I feel seasick! This didn’t come as too much of a surprise as I knew I was prone to it. It isn’t always bad but it’s always there. I had hoped that after 2 months of sailing that I would have completely adjusted. I haven’t.
I really should have prepared more!
I did some minor preparation before leaving:
- Travel sickness tablets – I bought these without much hope that they would work as I distinctly remember these making me feel sick as a child on long journeys. I just googled which ones were the best and bought those.
- Wrist Pressure point bands – I tried these when I first went sailing with Neil. They didn’t work much, only seemed to prolong any sea sickness.
- Positive thinking – maybe a bit naive?
The failure of these made me realise that I should have prepared more thoroughly. Since the travel sickness tablets didn’t work I tried a Greek pharmacy – unfortunately the ginger/vitamin travel sickness tablets I bought there just gave me heartburn. Next time I would definitely buy all the different types of seasickness tablets I could while still at home (as Neil advised – he keeps reminding me!)
Poor Finlay seems to be affected the same as me but luckily Conall doesn’t mind the motion too much.
Bad weather makes it so much worse
The weather obviously has a big impact on how the boat moves. The stronger the wind, the higher the waves – which build up even more over open spaces. And, the higher the waves the more the boat rocks. If the wind is heading into the side of the boat you get a lovely (really not lovely) sideways motion. This is the worst!
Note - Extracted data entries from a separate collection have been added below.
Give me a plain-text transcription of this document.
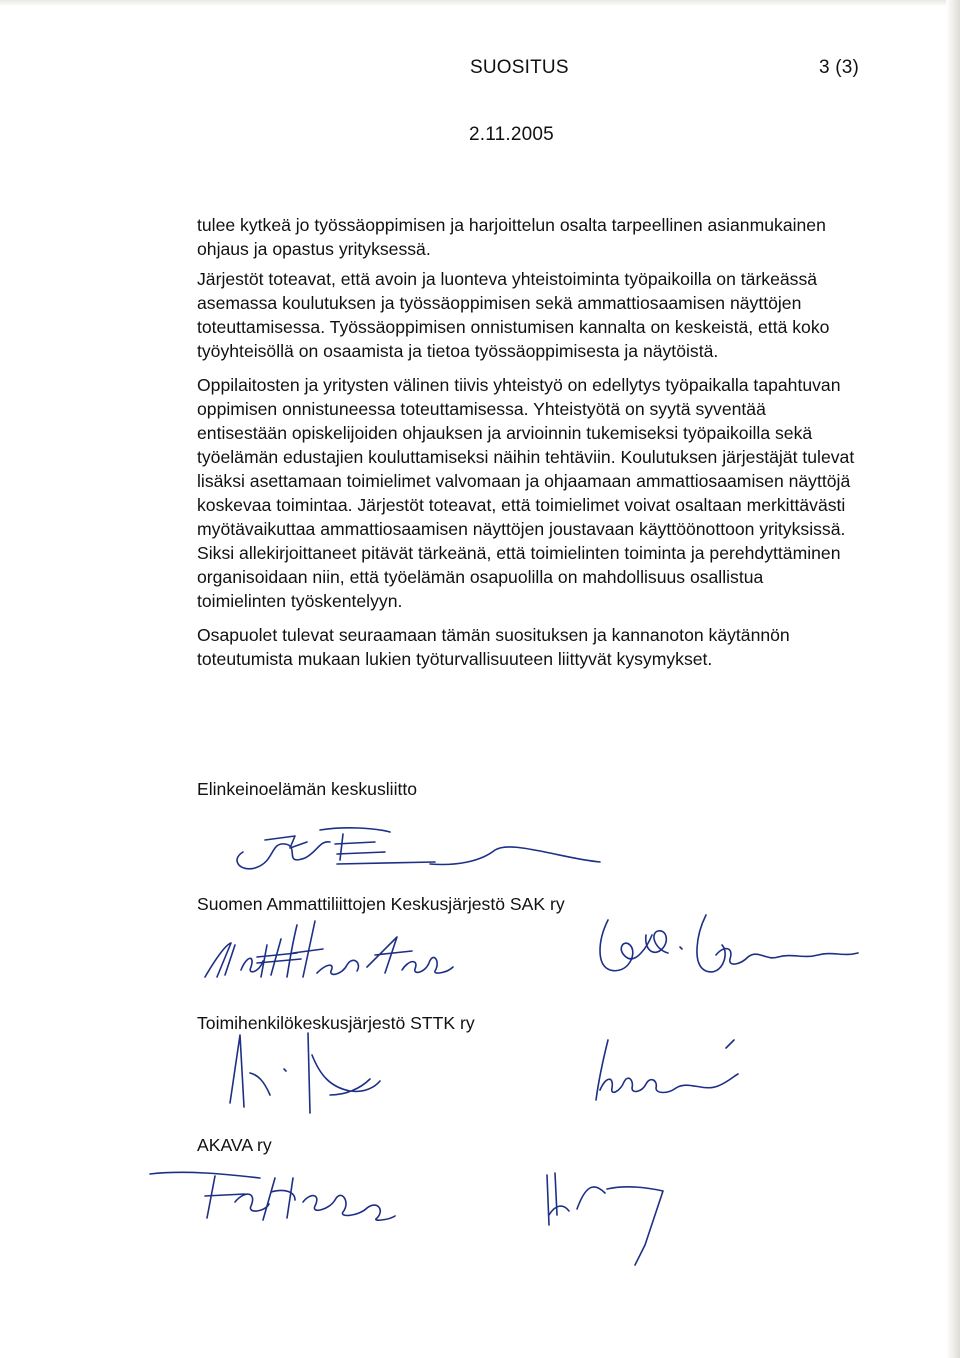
SUOSITUS	3 (3)
2.11.2005

tulee kytkeä jo työssäoppimisen ja harjoittelun osalta tarpeellinen asianmukainen ohjaus ja opastus yrityksessä.

Järjestöt toteavat, että avoin ja luonteva yhteistoiminta työpaikoilla on tärkeässä asemassa koulutuksen ja työssäoppimisen sekä ammattiosaamisen näyttöjen toteuttamisessa. Työssäoppimisen onnistumisen kannalta on keskeistä, että koko työyhteisöllä on osaamista ja tietoa työssäoppimisesta ja näytöistä.

Oppilaitosten ja yritysten välinen tiivis yhteistyö on edellytys työpaikalla tapahtuvan oppimisen onnistuneessa toteuttamisessa. Yhteistyötä on syytä syventää entisestään opiskelijoiden ohjauksen ja arvioinnin tukemiseksi työpaikoilla sekä työelämän edustajien kouluttamiseksi näihin tehtäviin. Koulutuksen järjestäjät tulevat lisäksi asettamaan toimielimet valvomaan ja ohjaamaan ammattiosaamisen näyttöjä koskevaa toimintaa. Järjestöt toteavat, että toimielimet voivat osaltaan merkittävästi myötävaikuttaa ammattiosaamisen näyttöjen joustavaan käyttöönottoon yrityksissä. Siksi allekirjoittaneet pitävät tärkeänä, että toimielinten toiminta ja perehdyttäminen organisoidaan niin, että työelämän osapuolilla on mahdollisuus osallistua toimielinten työskentelyyn.

Osapuolet tulevat seuraamaan tämän suosituksen ja kannanoton käytännön toteutumista mukaan lukien työturvallisuuteen liittyvät kysymykset.

Elinkeinoelämän keskusliitto
Suomen Ammattiliittojen Keskusjärjestö SAK ry
Toimihenkilökeskusjärjestö STTK ry
AKAVA ry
Rolling from side to side is very uncomfortable – especially when trying to do anything in the cabin. I’m clumsy enough at the best of times but getting flung from side to side ensures many bruises. And doing anything in the cabin while the boat moving always makes the nausea worse.
Today we were heading straight into the wind, the only kind you can’t sail with. It gets very loud and windy as your speed adds to the apparent wind too. The boat moves up and down – not quite so stomach churning but not very pleasant. We have also been travelling around Greece during the Meltemi winds which are dry northern winds caused by a high pressure system from the Balkans and low pressure systems from Turkey interacting. These winds cause large gusts increasing the size of the waves, they also make the wind speeds harder to predict which makes sailing more difficult.
Coping with it as best I can
Some days are better than others, and we don’t travel every day. (Especially when stuck in a marina waiting for more repairs). It’s common that the wind is always against you sailing in the Med – we’ve certainly found this so far, but soon we are heading west and on into the trade winds which should be more stable.
So far I have one method which always helps keep the nausea at bay. Sleeping! Even a lovely short nap can clear a lot of the seasickness. Neil doesn’t find this too helpful, so I’d better get back to exploring options at the pharmacy.